Today, human scalp hairs have mostly esthetic value. Loss of hairs does not cause any illness or disease. That is why it is surprising to note that hair care constitutes a billion dollar industry. Perhaps, it is not so surprising when we look at the social significance of hair through ages. From the famous comb of Mohenjo-daro to elaborate head gears of Egyptian queens, time has always attested to the importance of hair in society. Hair is a powerful metaphor of fertility throughout the world. The power of Shiva's tresses that could hold wild and unruly Ganga exemplifies his virility in Hindu culture. Similarly, the fable of Greek warrior Samson extolls the power of hair in western mythology.

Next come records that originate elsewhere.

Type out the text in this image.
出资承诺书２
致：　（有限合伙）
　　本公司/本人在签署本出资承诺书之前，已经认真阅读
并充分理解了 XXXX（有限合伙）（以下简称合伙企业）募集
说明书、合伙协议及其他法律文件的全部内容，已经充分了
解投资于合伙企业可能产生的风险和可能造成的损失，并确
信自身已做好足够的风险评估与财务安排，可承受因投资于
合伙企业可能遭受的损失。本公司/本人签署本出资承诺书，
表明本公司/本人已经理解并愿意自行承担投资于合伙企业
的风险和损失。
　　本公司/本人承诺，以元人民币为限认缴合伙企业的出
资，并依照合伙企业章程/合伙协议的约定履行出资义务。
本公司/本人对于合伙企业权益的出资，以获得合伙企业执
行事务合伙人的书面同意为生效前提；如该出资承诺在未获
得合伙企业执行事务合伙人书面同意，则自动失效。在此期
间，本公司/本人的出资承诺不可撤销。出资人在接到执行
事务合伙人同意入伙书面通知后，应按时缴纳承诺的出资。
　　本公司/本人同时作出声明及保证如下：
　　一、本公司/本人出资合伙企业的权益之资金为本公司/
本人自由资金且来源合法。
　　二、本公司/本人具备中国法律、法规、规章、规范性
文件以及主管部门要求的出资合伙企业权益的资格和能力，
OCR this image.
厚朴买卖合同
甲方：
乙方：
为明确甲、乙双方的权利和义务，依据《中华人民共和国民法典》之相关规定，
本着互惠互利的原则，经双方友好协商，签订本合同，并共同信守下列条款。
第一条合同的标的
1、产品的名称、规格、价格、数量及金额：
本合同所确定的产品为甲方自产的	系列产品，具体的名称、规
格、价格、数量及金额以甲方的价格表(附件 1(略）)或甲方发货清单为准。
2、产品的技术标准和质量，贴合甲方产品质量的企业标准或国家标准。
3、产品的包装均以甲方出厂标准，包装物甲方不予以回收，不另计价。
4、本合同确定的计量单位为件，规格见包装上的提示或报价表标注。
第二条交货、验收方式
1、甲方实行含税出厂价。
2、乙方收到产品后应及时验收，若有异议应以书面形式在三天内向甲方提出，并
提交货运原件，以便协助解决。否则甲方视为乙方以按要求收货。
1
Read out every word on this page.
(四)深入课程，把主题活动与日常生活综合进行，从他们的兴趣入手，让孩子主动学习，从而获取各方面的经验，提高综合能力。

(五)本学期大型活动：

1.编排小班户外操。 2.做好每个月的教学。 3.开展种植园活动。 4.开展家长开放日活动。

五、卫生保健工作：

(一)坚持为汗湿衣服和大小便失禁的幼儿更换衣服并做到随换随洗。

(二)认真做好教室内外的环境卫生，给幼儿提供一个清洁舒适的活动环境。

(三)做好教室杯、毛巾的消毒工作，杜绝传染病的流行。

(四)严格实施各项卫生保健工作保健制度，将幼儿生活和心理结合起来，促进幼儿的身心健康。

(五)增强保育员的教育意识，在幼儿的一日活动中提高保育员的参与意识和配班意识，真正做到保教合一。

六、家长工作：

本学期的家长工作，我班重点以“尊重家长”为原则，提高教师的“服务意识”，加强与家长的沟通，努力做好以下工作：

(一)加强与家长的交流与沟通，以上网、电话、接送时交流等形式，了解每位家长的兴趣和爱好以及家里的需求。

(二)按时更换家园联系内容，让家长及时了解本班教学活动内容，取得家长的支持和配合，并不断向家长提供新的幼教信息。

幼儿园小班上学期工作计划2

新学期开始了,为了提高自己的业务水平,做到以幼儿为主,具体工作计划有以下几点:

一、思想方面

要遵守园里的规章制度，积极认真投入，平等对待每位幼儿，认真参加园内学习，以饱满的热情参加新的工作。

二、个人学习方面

History of hair care is also ancient. In 2,000 B.C., Egyptians mixed water and citrus juice to make shampoo, and they applied animal fats and plant oils to their hair for conditioning. In 1,800 B.C., Babylonian men powdered their hair with gold dust, and Indians used herbs to retain youthful hair. Remedies for hair loss are strewn across old medical texts. The profusion of remedies underlines the fact. None worked.
 
HISTORY OF HAIR RESTORATION SURGERY
Although there is mentioned of hair transplant by Dieffenbach, it can be safely said that modern hair transplantation started in Japan. Many Japanese surgeons were performing hair transplants and reporting their results before it was ever used in western world. The earliest of these was reported by Keio University professor, Dr Masao Sasagawa in 1929.1 He reported use of special needle for implantation and discussed 10 months follow-up results.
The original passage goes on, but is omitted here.